The upper sum of a function f on the interval [a,b] divided into n parts is the sum of the areas of n consecutive rectangles between a and b, all of which have a height equal to the maximum function value in the corresponding interval. One has to enter the left and right boundary value (that is a and b) of the range over which the upper sum has to be calculated, and also the number of intervals (n). The slider for the accuracy can now be used to change the accuracy of finding the maximum per interval. Here we see an example of the upper sum of 2*sin on the interval [0,pi] divided into 10 parts.
VisuMath shows that the upper sum is equal to 4.59537. We see that the value is bigger than the real area under 2*sin between 0 and pi . The upper sum approaches the area better when the number of subdivisions is increased, as can be seen in the following figure in which the number of intervals in increased to 20.
The upper sum is now equal to 4.30593.
The lower sum of a function f on the interval [a,b] divided into n parts is the sum of the areas of n consecutive rectangles between a and b, all of which have a height equal to the minimum function value occurring in the corresponding interval. The left and right boundary values (a and b) of the range over which the lower sum has to be calculated, and also the number of intervals (n), must be entered. The slider for the accuracy can be used to change the accuracy of finding the minimum per interval. Here we see an example of the lower sum of 2*sin on the interval [0,pi] divided into 10 parts.

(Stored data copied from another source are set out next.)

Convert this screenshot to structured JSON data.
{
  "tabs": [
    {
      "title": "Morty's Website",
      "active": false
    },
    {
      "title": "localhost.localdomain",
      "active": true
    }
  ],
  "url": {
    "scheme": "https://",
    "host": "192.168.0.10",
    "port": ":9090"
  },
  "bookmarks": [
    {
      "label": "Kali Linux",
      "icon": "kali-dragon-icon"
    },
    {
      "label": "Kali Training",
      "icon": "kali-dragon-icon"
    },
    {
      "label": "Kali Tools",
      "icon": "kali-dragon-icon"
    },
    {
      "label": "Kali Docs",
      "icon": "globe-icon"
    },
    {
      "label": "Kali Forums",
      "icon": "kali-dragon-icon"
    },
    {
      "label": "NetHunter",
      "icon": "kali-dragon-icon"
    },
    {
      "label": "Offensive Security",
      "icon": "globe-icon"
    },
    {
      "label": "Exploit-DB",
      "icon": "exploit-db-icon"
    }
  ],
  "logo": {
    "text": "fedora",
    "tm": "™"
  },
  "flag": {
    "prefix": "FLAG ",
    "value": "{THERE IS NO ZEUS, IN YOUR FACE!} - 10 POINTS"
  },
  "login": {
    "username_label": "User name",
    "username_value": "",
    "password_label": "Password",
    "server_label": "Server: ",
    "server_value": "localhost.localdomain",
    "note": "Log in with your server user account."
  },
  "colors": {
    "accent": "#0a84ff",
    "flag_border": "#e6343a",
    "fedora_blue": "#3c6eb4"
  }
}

VisuMath shows that the lower sum is equal to 3.33873. Also the lower sum approaches the real area better when the number of subdivisions is increased. With 20 subdivisions we obtain the following situation:
The lower sum is equal to 3.67761.
The Riemann sum of a function f on the interval [a,b] divided into n parts is the sum of the areas of n consecutive rectangles between a and b, all of which have a height equal to the function value in one of the points of the corresponding interval. Also here, one has to enter the left and right boundary values (a and b) of the range over which the Riemann sum has to be calculated, and the number of intervals (n). The slider for the accuracy can be used to change the accuracy of finding the function value per interval. A second slider can be used to position the point within the subinterval for which the program computes the function value. Is the slider located in the middle, then the middle point of each interval will be used. Sliding the slider to the left, resp. to the right, corresponds to sliding the point to the left, resp. right. Here we see an example of the Riemann sum of 2*sin on the interval [0,pi] divided into 10 parts, for which the middle points are used:
VisuMath returns that the Riemann sum is equal to 4.01650. Also the Riemann sum approaches the exact area better when the number of subdivisions is increased. With 20 subdivisions we obtain the following situation:
The Riemann sum is now equal to 4.00412.
The integral of the function f on the interval [a,b] is the exact (algebraic) area between the x-axis and the graph of f between a and b. We notice that the area is negative when the graph is beneath the x-axis. Here we see the area under the graph of 2*sin between 0 and pi.
The area equals 4. VisuMath calculates this result numerically. We remark that the techniques used only give good results if the function to be integrated does not have any singularities on the given interval. So, it must be continuous on the whole interval.